In literary tradition, that notion of “insanity” has long been a subject of fascination.
Works of great writers and poets have for centuries been profoundly affected by the angst and mental instability that disrupted their lives. Anne Sexton, an American poet and playwright, once said of her work, “Poetry led me by the hand out of madness.”
That partly explains an increasing fad in Korean book titles in the aisles of financial management and self-help guides that begin with “Go Crazy.”
One of the recent books I came across in a local bookstore was “Koreans in your 20s, Go Crazy with Wealth Plans!” written by Jeong Cheol-jin ― a business reporter on a local economic newspaper.
The book, currently on the top of the best-seller list for non-fiction at major online bookstores, is full of investment tips targeted at young Koreans, which touch on everything from real-estate to stock funds ― all with a common goal of saving 200 million won ($215 million) in 5 years.
It tells readers to get into the habit of making investments at an early stage of their careers, giving advice such as, “Marriage comes down to love and a house,” possibly referring to the nation’s soaring real estate prices.
Other books with similar titles also suggest madness as a mandatory condition to survive in competitive modern society. “To Become Rich, Go Crazy on Bonds” is a book that advises readers invest their savings in bonds. “Crazy English,” an eccentric language instruction book, has attracted millions of followers by introducing an aggressive strategy of shouting English phrases for a few years to overcome shyness.
In “Go Crazy for Just One Year,” a life plan guide, the author adamantly states that readers ought to go mad in modern society, because then “you are standing while others are running.”
The reality of making a living has never been easy.
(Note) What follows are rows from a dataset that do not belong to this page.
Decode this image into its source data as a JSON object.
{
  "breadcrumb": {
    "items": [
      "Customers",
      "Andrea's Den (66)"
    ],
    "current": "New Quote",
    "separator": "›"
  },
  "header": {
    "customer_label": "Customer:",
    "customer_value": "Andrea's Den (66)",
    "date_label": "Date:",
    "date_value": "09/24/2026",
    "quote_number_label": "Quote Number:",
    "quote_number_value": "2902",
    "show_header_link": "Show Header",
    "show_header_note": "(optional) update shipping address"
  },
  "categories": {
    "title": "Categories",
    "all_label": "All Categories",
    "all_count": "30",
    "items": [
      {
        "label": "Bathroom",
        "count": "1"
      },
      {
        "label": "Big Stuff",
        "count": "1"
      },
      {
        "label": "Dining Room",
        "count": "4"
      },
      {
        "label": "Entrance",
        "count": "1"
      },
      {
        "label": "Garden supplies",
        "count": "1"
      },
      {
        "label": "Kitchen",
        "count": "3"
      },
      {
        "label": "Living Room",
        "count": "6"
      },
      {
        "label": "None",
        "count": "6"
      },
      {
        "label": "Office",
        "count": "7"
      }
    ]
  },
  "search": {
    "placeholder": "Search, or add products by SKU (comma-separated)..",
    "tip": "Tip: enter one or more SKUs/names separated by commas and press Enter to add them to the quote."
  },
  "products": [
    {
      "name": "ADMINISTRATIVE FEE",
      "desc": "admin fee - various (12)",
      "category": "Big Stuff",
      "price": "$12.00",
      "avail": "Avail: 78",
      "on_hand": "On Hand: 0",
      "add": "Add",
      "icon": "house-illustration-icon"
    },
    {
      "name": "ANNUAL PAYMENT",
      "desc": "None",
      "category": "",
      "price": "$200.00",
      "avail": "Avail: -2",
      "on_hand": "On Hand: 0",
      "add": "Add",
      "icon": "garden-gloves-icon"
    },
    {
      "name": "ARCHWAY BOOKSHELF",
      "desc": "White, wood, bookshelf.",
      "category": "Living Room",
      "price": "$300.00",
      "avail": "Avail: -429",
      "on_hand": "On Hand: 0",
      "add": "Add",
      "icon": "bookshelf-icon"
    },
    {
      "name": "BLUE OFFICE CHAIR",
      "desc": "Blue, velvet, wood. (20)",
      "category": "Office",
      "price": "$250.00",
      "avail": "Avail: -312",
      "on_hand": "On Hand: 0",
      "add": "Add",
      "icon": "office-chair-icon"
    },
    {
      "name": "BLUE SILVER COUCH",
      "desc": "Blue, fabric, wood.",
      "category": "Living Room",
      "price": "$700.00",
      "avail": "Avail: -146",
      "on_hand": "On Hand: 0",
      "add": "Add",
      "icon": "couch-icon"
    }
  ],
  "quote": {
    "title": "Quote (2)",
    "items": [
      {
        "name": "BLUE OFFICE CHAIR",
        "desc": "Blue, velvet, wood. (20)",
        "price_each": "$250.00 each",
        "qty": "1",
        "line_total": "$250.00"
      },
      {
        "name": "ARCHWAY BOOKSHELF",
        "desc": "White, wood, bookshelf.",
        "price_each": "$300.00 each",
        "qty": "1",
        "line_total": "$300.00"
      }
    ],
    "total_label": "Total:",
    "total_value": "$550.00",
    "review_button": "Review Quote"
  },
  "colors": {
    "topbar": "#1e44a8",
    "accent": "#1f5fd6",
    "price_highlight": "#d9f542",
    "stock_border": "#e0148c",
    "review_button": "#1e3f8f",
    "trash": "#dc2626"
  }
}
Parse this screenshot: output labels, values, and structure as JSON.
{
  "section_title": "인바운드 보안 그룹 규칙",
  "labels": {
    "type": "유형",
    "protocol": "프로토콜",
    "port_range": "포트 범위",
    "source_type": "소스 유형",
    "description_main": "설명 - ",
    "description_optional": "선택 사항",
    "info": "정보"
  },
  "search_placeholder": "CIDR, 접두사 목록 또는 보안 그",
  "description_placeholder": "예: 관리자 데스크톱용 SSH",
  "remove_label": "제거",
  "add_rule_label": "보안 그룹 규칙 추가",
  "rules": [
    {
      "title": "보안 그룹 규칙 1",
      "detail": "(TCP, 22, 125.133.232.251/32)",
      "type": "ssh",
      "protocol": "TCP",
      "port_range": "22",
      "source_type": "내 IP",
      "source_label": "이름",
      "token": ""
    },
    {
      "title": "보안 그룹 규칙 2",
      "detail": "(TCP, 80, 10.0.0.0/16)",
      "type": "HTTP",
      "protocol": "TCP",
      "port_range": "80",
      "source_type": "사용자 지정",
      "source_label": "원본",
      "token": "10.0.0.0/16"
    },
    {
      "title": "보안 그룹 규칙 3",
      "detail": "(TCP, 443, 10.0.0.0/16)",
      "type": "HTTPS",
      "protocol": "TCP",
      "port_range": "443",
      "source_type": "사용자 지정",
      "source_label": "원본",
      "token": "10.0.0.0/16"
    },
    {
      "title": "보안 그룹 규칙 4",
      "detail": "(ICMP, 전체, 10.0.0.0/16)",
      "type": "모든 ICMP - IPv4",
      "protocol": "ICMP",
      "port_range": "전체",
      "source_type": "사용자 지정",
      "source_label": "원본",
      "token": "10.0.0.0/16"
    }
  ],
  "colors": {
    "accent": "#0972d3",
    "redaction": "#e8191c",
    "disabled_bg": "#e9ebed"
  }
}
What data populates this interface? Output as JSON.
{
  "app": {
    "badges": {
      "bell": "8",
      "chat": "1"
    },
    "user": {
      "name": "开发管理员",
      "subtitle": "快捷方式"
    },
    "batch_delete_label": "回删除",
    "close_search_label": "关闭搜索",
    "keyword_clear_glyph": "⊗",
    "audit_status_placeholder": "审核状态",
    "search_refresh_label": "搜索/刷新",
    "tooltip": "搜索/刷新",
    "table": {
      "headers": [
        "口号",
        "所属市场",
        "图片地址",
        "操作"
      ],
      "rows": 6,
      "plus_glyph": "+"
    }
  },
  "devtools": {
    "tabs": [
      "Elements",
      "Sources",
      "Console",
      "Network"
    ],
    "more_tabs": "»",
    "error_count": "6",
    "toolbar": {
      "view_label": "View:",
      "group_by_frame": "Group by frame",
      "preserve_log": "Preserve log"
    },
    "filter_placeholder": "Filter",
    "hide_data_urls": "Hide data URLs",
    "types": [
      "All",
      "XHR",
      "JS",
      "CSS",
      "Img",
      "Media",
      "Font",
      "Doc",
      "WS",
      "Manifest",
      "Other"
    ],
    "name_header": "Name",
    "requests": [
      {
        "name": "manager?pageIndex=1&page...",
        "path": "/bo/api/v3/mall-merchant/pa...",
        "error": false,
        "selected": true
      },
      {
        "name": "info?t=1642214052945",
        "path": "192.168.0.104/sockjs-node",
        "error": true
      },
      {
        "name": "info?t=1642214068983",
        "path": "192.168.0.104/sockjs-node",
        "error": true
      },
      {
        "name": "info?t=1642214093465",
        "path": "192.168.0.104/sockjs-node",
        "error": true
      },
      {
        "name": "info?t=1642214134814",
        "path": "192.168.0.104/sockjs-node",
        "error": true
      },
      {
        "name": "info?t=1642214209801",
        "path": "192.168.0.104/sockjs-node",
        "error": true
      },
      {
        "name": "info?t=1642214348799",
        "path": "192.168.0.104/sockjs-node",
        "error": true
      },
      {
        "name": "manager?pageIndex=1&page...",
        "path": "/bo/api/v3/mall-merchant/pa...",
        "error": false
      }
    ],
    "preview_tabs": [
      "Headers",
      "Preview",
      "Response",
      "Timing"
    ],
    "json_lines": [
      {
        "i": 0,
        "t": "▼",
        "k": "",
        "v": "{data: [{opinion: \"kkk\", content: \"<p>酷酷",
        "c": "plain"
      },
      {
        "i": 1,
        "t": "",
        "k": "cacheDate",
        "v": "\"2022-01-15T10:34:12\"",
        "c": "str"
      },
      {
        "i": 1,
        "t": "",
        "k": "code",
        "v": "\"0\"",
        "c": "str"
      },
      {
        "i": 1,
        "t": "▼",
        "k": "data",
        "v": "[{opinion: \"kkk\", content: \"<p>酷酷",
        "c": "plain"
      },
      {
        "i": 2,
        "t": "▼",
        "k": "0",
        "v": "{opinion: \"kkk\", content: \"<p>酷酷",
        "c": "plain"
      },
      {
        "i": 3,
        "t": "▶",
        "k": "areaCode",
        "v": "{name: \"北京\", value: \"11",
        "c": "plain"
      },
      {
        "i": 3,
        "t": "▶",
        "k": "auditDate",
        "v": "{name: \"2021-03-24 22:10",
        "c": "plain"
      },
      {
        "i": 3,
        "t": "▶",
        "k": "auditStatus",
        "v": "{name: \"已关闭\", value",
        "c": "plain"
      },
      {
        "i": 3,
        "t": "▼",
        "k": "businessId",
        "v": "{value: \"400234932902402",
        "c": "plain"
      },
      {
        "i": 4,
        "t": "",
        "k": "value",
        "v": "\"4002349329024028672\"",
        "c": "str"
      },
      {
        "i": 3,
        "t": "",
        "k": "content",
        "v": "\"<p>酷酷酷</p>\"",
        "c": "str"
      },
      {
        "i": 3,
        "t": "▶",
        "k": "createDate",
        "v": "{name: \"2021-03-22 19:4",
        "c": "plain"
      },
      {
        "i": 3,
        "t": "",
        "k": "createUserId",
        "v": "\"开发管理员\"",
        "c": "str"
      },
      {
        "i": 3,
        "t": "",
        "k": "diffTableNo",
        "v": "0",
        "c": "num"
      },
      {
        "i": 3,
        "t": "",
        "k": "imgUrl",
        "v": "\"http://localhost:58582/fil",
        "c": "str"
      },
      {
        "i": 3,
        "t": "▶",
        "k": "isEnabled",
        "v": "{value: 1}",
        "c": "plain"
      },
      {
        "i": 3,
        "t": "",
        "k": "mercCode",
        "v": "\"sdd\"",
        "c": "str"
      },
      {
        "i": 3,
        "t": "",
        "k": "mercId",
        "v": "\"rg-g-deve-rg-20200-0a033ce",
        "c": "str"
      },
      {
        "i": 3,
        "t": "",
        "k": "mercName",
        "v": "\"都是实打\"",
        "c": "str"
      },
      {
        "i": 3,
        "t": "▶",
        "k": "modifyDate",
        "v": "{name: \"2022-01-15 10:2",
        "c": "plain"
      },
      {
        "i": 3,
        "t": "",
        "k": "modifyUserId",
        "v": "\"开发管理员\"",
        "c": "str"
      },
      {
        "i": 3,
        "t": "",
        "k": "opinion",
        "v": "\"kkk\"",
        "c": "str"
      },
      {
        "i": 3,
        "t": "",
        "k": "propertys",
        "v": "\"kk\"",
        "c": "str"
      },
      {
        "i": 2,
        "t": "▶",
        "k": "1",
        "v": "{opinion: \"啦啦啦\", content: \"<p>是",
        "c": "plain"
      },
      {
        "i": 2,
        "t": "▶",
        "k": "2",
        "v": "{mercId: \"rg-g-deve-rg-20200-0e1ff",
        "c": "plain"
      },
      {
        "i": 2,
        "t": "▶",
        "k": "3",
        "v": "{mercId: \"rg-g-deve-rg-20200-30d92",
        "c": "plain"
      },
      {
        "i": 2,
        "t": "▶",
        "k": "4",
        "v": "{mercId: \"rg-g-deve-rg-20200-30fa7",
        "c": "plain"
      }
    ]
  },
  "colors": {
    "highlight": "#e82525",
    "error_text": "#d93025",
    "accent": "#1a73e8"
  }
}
Yet it becomes a little frightening when life imitates art.
After all, we live in a society where “madness” is not a simple metaphor; where virtually every incident on the crime pages of the newspapers is somehow intertwined with money and power in a country that treads a fine line between insanity and humanity.
In a society where money drives people mad, is it a coincidence that the titles of some of the best-selling books encourage their readers to go insane?